Bu yolculukta tek başına “bilmek” arzusu kişiye yetmeyecektir. İnsan gayret edip “bilgin” olabilir ancak işin içine aşk girerse “bilge” olabilir. Bilginlik, yani âlimlik, isteyen herkesin azim ve kararlılıkla çalışmaları sonucu elde edebileceği bir mertebeyken bilgelik, yani âriflik, bilmenin yanında aşkın da olmasıyla elde edilebilecek bir mertebedir. Bu nedenledir ki Türk Tasavvuf Edebiyatı’nın usta şairlerine biz “ârif” diyoruz. Bir şeyi bilmek azim ve gayret isterken bir şeyi tanımak aşk ve sevgi ister.
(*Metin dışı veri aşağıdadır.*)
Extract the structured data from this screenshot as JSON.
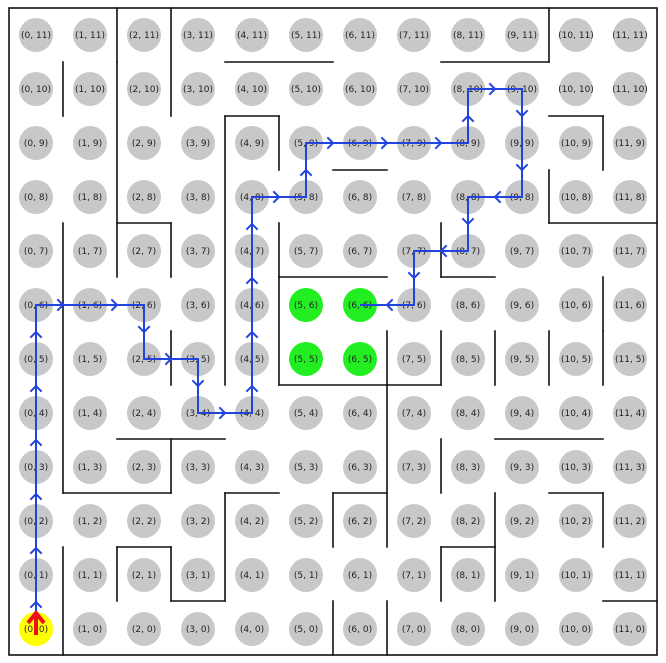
{
  "maze": {
    "cols": 12,
    "rows": 12,
    "start_cell": [
      0,
      0
    ],
    "goal_cells": [
      [
        5,
        6
      ],
      [
        6,
        6
      ],
      [
        5,
        5
      ],
      [
        6,
        5
      ]
    ],
    "path": [
      [
        0,
        0
      ],
      [
        0,
        1
      ],
      [
        0,
        2
      ],
      [
        0,
        3
      ],
      [
        0,
        4
      ],
      [
        0,
        5
      ],
      [
        0,
        6
      ],
      [
        1,
        6
      ],
      [
        2,
        6
      ],
      [
        2,
        5
      ],
      [
        3,
        5
      ],
      [
        3,
        4
      ],
      [
        4,
        4
      ],
      [
        4,
        5
      ],
      [
        4,
        6
      ],
      [
        4,
        7
      ],
      [
        4,
        8
      ],
      [
        5,
        8
      ],
      [
        5,
        9
      ],
      [
        6,
        9
      ],
      [
        7,
        9
      ],
      [
        8,
        9
      ],
      [
        8,
        10
      ],
      [
        9,
        10
      ],
      [
        9,
        9
      ],
      [
        9,
        8
      ],
      [
        8,
        8
      ],
      [
        8,
        7
      ],
      [
        7,
        7
      ],
      [
        7,
        6
      ],
      [
        6,
        6
      ]
    ],
    "cells": [
      {
        "label": "(0, 11)"
      },
      {
        "label": "(1, 11)"
      },
      {
        "label": "(2, 11)"
      },
      {
        "label": "(3, 11)"
      },
      {
        "label": "(4, 11)"
      },
      {
        "label": "(5, 11)"
      },
      {
        "label": "(6, 11)"
      },
      {
        "label": "(7, 11)"
      },
      {
        "label": "(8, 11)"
      },
      {
        "label": "(9, 11)"
      },
      {
        "label": "(10, 11)"
      },
      {
        "label": "(11, 11)"
      },
      {
        "label": "(0, 10)"
      },
      {
        "label": "(1, 10)"
      },
      {
        "label": "(2, 10)"
      },
      {
        "label": "(3, 10)"
      },
      {
        "label": "(4, 10)"
      },
      {
        "label": "(5, 10)"
      },
      {
        "label": "(6, 10)"
      },
      {
        "label": "(7, 10)"
      },
      {
        "label": "(8, 10)"
      },
      {
        "label": "(9, 10)"
      },
      {
        "label": "(10, 10)"
      },
      {
        "label": "(11, 10)"
      },
      {
        "label": "(0, 9)"
      },
      {
        "label": "(1, 9)"
      },
      {
        "label": "(2, 9)"
      },
      {
        "label": "(3, 9)"
      },
      {
        "label": "(4, 9)"
      },
      {
        "label": "(5, 9)"
      },
      {
        "label": "(6, 9)"
      },
      {
        "label": "(7, 9)"
      },
      {
        "label": "(8, 9)"
      },
      {
        "label": "(9, 9)"
      },
      {
        "label": "(10, 9)"
      },
      {
        "label": "(11, 9)"
      },
      {
        "label": "(0, 8)"
      },
      {
        "label": "(1, 8)"
      },
      {
        "label": "(2, 8)"
      },
      {
        "label": "(3, 8)"
      },
      {
        "label": "(4, 8)"
      },
      {
        "label": "(5, 8)"
      },
      {
        "label": "(6, 8)"
      },
      {
        "label": "(7, 8)"
      },
      {
        "label": "(8, 8)"
      },
      {
        "label": "(9, 8)"
      },
      {
        "label": "(10, 8)"
      },
      {
        "label": "(11, 8)"
      },
      {
        "label": "(0, 7)"
      },
      {
        "label": "(1, 7)"
      },
      {
        "label": "(2, 7)"
      },
      {
        "label": "(3, 7)"
      },
      {
        "label": "(4, 7)"
      },
      {
        "label": "(5, 7)"
      },
      {
        "label": "(6, 7)"
      },
      {
        "label": "(7, 7)"
      },
      {
        "label": "(8, 7)"
      },
      {
        "label": "(9, 7)"
      },
      {
        "label": "(10, 7)"
      },
      {
        "label": "(11, 7)"
      },
      {
        "label": "(0, 6)"
      },
      {
        "label": "(1, 6)"
      },
      {
        "label": "(2, 6)"
      },
      {
        "label": "(3, 6)"
      },
      {
        "label": "(4, 6)"
      },
      {
        "label": "(5, 6)"
      },
      {
        "label": "(6, 6)"
      },
      {
        "label": "(7, 6)"
      },
      {
        "label": "(8, 6)"
      },
      {
        "label": "(9, 6)"
      },
      {
        "label": "(10, 6)"
      },
      {
        "label": "(11, 6)"
      },
      {
        "label": "(0, 5)"
      },
      {
        "label": "(1, 5)"
      },
      {
        "label": "(2, 5)"
      },
      {
        "label": "(3, 5)"
      },
      {
        "label": "(4, 5)"
      },
      {
        "label": "(5, 5)"
      },
      {
        "label": "(6, 5)"
      },
      {
        "label": "(7, 5)"
      },
      {
        "label": "(8, 5)"
      },
      {
        "label": "(9, 5)"
      },
      {
        "label": "(10, 5)"
      },
      {
        "label": "(11, 5)"
      },
      {
        "label": "(0, 4)"
      },
      {
        "label": "(1, 4)"
      },
      {
        "label": "(2, 4)"
      },
      {
        "label": "(3, 4)"
      },
      {
        "label": "(4, 4)"
      },
      {
        "label": "(5, 4)"
      },
      {
        "label": "(6, 4)"
      },
      {
        "label": "(7, 4)"
      },
      {
        "label": "(8, 4)"
      },
      {
        "label": "(9, 4)"
      },
      {
        "label": "(10, 4)"
      },
      {
        "label": "(11, 4)"
      },
      {
        "label": "(0, 3)"
      },
      {
        "label": "(1, 3)"
      },
      {
        "label": "(2, 3)"
      },
      {
        "label": "(3, 3)"
      },
      {
        "label": "(4, 3)"
      },
      {
        "label": "(5, 3)"
      },
      {
        "label": "(6, 3)"
      },
      {
        "label": "(7, 3)"
      },
      {
        "label": "(8, 3)"
      },
      {
        "label": "(9, 3)"
      },
      {
        "label": "(10, 3)"
      },
      {
        "label": "(11, 3)"
      },
      {
        "label": "(0, 2)"
      },
      {
        "label": "(1, 2)"
      },
      {
        "label": "(2, 2)"
      },
      {
        "label": "(3, 2)"
      },
      {
        "label": "(4, 2)"
      },
      {
        "label": "(5, 2)"
      },
      {
        "label": "(6, 2)"
      },
      {
        "label": "(7, 2)"
      },
      {
        "label": "(8, 2)"
      },
      {
        "label": "(9, 2)"
      },
      {
        "label": "(10, 2)"
      },
      {
        "label": "(11, 2)"
      },
      {
        "label": "(0, 1)"
      },
      {
        "label": "(1, 1)"
      },
      {
        "label": "(2, 1)"
      },
      {
        "label": "(3, 1)"
      },
      {
        "label": "(4, 1)"
      },
      {
        "label": "(5, 1)"
      },
      {
        "label": "(6, 1)"
      },
      {
        "label": "(7, 1)"
      },
      {
        "label": "(8, 1)"
      },
      {
        "label": "(9, 1)"
      },
      {
        "label": "(10, 1)"
      },
      {
        "label": "(11, 1)"
      },
      {
        "label": "(0, 0)"
      },
      {
        "label": "(1, 0)"
      },
      {
        "label": "(2, 0)"
      },
      {
        "label": "(3, 0)"
      },
      {
        "label": "(4, 0)"
      },
      {
        "label": "(5, 0)"
      },
      {
        "label": "(6, 0)"
      },
      {
        "label": "(7, 0)"
      },
      {
        "label": "(8, 0)"
      },
      {
        "label": "(9, 0)"
      },
      {
        "label": "(10, 0)"
      },
      {
        "label": "(11, 0)"
      }
    ],
    "colors": {
      "cell": "#c8c8c8",
      "goal": "#22ee22",
      "start": "#ffff00",
      "path": "#2244dd",
      "start_arrow": "#ee1111",
      "wall": "#111111"
    }
  }
}
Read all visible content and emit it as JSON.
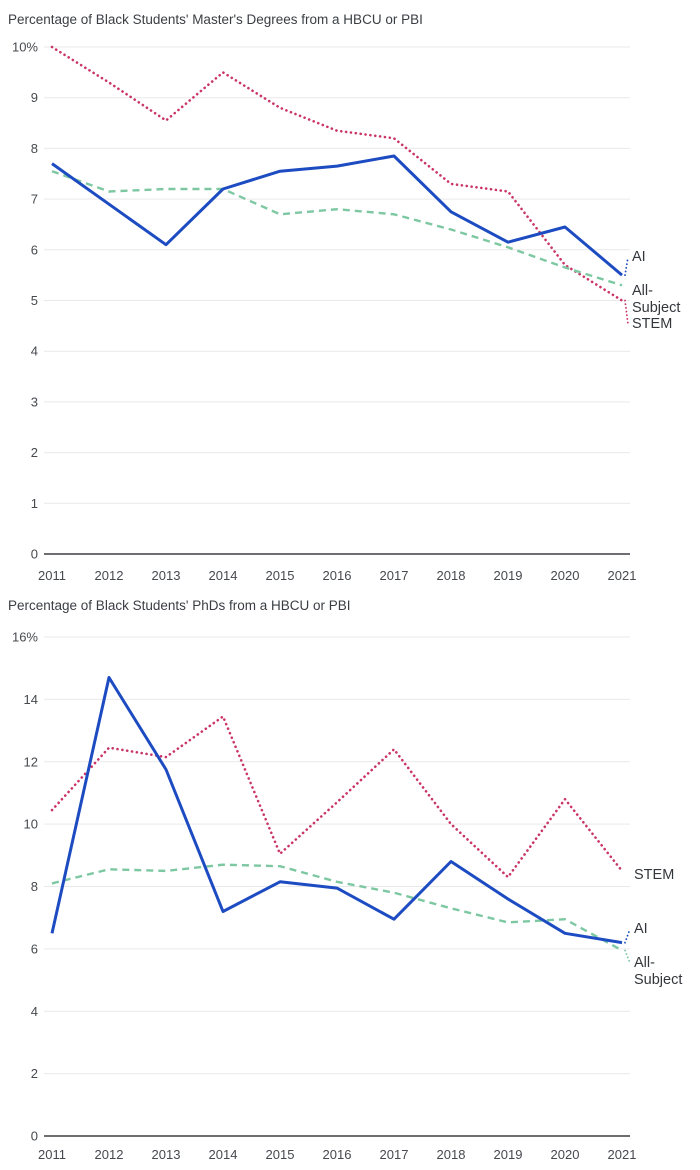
{
  "page": {
    "background": "#ffffff"
  },
  "chart_data": [
    {
      "type": "line",
      "title": "Percentage of Black Students' Master's Degrees from a HBCU or PBI",
      "x": [
        2011,
        2012,
        2013,
        2014,
        2015,
        2016,
        2017,
        2018,
        2019,
        2020,
        2021
      ],
      "xlabel": "",
      "ylabel": "",
      "ylim": [
        0,
        10
      ],
      "ytick_step": 1,
      "ytick_labels": [
        "0",
        "1",
        "2",
        "3",
        "4",
        "5",
        "6",
        "7",
        "8",
        "9",
        "10%"
      ],
      "grid": true,
      "legend_position": "right-edge-labels",
      "series": [
        {
          "name": "STEM",
          "style": "dotted",
          "color": "#ca3568",
          "label_lines": [
            "STEM"
          ],
          "values": [
            10.0,
            9.3,
            8.55,
            9.5,
            8.8,
            8.35,
            8.2,
            7.3,
            7.15,
            5.7,
            5.0
          ]
        },
        {
          "name": "All-Subject",
          "style": "dashed",
          "color": "#7dc8a2",
          "label_lines": [
            "All-",
            "Subject"
          ],
          "values": [
            7.55,
            7.15,
            7.2,
            7.2,
            6.7,
            6.8,
            6.7,
            6.4,
            6.05,
            5.65,
            5.3
          ]
        },
        {
          "name": "AI",
          "style": "solid",
          "color": "#1d4bc1",
          "label_lines": [
            "AI"
          ],
          "values": [
            7.7,
            6.9,
            6.1,
            7.2,
            7.55,
            7.65,
            7.85,
            6.75,
            6.15,
            6.45,
            5.5
          ]
        }
      ]
    },
    {
      "type": "line",
      "title": "Percentage of Black Students' PhDs from a HBCU or PBI",
      "x": [
        2011,
        2012,
        2013,
        2014,
        2015,
        2016,
        2017,
        2018,
        2019,
        2020,
        2021
      ],
      "xlabel": "",
      "ylabel": "",
      "ylim": [
        0,
        16
      ],
      "ytick_step": 2,
      "ytick_labels": [
        "0",
        "2",
        "4",
        "6",
        "8",
        "10",
        "12",
        "14",
        "16%"
      ],
      "grid": true,
      "legend_position": "right-edge-labels",
      "series": [
        {
          "name": "STEM",
          "style": "dotted",
          "color": "#ca3568",
          "label_lines": [
            "STEM"
          ],
          "values": [
            10.45,
            12.45,
            12.15,
            13.45,
            9.05,
            10.7,
            12.4,
            10.0,
            8.3,
            10.8,
            8.5
          ]
        },
        {
          "name": "All-Subject",
          "style": "dashed",
          "color": "#7dc8a2",
          "label_lines": [
            "All-",
            "Subject"
          ],
          "values": [
            8.1,
            8.55,
            8.5,
            8.7,
            8.65,
            8.15,
            7.8,
            7.3,
            6.85,
            6.95,
            5.95
          ]
        },
        {
          "name": "AI",
          "style": "solid",
          "color": "#1d4bc1",
          "label_lines": [
            "AI"
          ],
          "values": [
            6.5,
            14.7,
            11.75,
            7.2,
            8.15,
            7.95,
            6.95,
            8.8,
            7.6,
            6.5,
            6.2
          ]
        }
      ]
    }
  ]
}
Peki, yalnızca aşk ile bu yol yürünemez mi? Bu yola aşk ile çıkılabilir ve aşk ile uzun bir yol da gidilebilir ancak yolun sonundaki gerçekliğe yalnızca aşk ile ulaşmak mümkün değildir. Burada kullandığım aşk ifadesini hem beşerî aşk olarak hem de ilahî aşk olarak düşünmek mümkündür. Örneğin: İki insanın birbirlerine duyduğu aşk ile çıktıkları yolun sonundaki gerçek “evlilik” olacaktır. Bu iki insan birbirlerine duydukları aşk ile bu yola ilk adımlarını atarlar ve bir süre bu şekilde ilerlerler. Ancak yolun sonundaki gerçeğe ulaşmaları için birbirlerini tanımaları; birbirlerini tanımaları için de birbirleri hakkında bilgilenmelidirler. Aşk ve bilgi bir denge içerisinde ilerleyebildiğinde mutluluğu yakalayacaklardır. Sadece aşk ya da sadece bilgi gerçeğe ulaşmaya yetmeyecektir.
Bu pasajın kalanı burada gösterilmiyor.